Looking at the data part of a .cat file
The truth is that dissecting a .cat file’s ASN.1 blob doesn’t reveal more than is visible from the utility that pops up when one clicks the .cat file in Windows. It’s just a list of items, one part consists of the files protected by the catalogue, and the second some additional information (which is superfluous).
For a Windows device driver, the files covered are the .sys and .inf files. In Window’s utility for inspecting .cat files, these files appear under the “Security Catalog” tab. Each file is represented with a “Tag” entry, which is (typically? Always?) the SHA1 sum of the file. Clicking on it reveals the attributes as they appear in the .cat file, among others the thumbprint algorithm (sha1) and the value (which coincides with the “Tag”, just with spaces). Even more interestingly, the File attribute is the file name without the path to it.
In other words, the catalogue doesn’t seem to protect the position of the files in the file hierarchy. The strategy for validating a file seems therefore to be to calculate its SHA1 sum, and look it up in the catalogue. If there’s a match, make sure that the file name matches.
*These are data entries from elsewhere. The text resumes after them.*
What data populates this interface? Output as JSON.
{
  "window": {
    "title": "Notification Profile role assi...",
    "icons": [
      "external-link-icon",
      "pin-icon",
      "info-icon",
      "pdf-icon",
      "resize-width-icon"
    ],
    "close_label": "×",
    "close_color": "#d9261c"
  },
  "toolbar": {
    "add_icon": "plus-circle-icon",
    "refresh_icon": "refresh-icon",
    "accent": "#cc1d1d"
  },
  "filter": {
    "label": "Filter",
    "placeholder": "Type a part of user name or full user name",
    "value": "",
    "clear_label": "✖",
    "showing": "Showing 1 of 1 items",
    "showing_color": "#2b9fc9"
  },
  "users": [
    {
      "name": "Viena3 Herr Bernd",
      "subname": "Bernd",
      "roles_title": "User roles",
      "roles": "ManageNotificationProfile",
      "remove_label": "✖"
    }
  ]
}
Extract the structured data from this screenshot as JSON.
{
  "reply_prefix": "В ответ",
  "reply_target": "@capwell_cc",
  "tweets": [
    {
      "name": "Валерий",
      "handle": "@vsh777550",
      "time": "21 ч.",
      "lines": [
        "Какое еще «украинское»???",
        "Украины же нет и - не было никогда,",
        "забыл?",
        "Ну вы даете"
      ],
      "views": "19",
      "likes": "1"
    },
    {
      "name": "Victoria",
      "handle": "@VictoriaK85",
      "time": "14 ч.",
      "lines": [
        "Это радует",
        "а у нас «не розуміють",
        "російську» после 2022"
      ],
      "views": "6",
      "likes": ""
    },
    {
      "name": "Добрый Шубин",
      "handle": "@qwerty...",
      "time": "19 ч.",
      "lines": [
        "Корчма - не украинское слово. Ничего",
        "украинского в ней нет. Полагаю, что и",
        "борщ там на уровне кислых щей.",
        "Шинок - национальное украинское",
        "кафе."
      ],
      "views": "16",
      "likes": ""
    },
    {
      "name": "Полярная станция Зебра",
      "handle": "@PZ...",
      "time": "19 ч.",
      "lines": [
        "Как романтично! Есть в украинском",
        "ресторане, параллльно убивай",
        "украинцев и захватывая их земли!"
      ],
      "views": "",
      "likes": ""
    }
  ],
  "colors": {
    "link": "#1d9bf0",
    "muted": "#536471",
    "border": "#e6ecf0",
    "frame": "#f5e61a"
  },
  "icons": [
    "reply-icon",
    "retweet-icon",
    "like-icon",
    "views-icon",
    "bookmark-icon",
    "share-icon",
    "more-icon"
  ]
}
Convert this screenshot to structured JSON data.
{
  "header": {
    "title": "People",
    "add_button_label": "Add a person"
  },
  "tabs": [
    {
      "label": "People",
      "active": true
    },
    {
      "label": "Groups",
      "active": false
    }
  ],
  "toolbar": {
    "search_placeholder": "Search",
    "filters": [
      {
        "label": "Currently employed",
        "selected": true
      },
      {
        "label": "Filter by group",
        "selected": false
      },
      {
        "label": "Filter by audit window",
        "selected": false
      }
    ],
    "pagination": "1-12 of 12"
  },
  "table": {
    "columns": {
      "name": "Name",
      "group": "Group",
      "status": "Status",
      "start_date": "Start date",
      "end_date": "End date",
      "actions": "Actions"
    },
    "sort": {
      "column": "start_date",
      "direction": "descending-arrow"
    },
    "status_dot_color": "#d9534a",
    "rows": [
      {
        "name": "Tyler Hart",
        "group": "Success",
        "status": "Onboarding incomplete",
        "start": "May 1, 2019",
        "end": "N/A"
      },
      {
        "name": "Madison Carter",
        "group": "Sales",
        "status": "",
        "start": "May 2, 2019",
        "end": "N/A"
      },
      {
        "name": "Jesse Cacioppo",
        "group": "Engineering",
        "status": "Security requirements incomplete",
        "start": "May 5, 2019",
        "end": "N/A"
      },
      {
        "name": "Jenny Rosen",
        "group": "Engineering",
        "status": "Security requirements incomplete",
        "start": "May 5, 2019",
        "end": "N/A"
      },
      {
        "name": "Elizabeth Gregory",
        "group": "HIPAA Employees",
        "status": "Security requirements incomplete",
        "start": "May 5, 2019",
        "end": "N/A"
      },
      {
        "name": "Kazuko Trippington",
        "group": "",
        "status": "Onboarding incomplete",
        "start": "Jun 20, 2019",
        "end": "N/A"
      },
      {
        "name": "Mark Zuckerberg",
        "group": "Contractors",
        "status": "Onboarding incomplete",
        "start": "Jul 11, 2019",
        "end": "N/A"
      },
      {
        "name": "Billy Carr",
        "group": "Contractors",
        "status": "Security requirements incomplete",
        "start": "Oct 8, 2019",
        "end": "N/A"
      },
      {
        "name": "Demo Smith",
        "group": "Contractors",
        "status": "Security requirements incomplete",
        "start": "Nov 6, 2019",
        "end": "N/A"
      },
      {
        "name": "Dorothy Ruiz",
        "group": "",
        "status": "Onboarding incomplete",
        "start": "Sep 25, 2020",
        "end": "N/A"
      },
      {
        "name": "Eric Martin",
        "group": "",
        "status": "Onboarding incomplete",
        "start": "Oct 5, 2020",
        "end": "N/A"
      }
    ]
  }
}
But there’s apparently no problem moving around the file in the file hierarchy.
Under the “General” tab of the same utility, there are hex dumps of the DER-formatted data each object, with the OID (all 1.3.6.1.4.1.311.12.2.1) given in the “Field” column for each. The information here is the operating system and the Plug & Play IDs (Vendor & Product IDs) that the driver covers. Which is redundant, since this information is written in the .inf file, which is protected anyhow. That may explain why the presentation of this info in the utility is done so horribly bad.
Multiple signatures
When an additional signature has been added by virtue of signtool’s /as flag (“append signature”), it’s added as an OID_NESTED_SIGNATURE (1.3.6.1.4.1.311.2.4.1) item in the unauthenticatedAttributes, after the timestamp signature of the original signature:
9740 8031: SEQUENCE { 9744 10: OBJECT IDENTIFIER '1 3 6 1 4 1 311 2 4 1' 9756 8015: SET { 9760 8011: SEQUENCE { 9764 9: OBJECT IDENTIFIER : signedData (1 2 840 113549 1 7 2)
Under this there’s a signedData item (i.e. the same OID as the one encapsulating the entire file), containing no data by itself, but does contain a bunch of certificates, a signature (on what?) and a timestamp, apparently with some Microsoft improvisations on the standard format.
So they basically said, hey, let’s just push another PKCS#7 blob, from beginning to end, minus the CAT data itself, in that place where anyone can do whatever he wants. The correct way would of course have been to add another SignerInfo item to the SignerInfos set, but hey, this is Microsoft.
The takeaway is that this is likely to cause problems, as hacks always do. And not just for us who want to analyze what’s in there. My response to this is to publish two separate driver files if needed, and stay away from these double signatures.
Checking Windows signatures in Linux
For this there’s opensslsigncode. I cloned a copy, and compiled at commit ID c0d9569c4f6768d9561978422befa4e44c5dfd34. It was basically:
$ ./autogen.sh $ ./configure $ make
It seemed to complain about curl not being installed, but it was this that was actually needed:
# apt install libcurl4-openssl-dev
Copied osslsigncode to /usr/local/bin/, and then I could check a Windows driver catalog file with
$ osslsigncode verify -in thedriver.cat
The important thing is that it prints out a neat summary of the certificates in the file. Less informative than using openssl to extract the certificates as shown above, and more descriptive than openssl’s output. However the version I tried crashed when faces with a driver with double signatures. Not sure who to blame.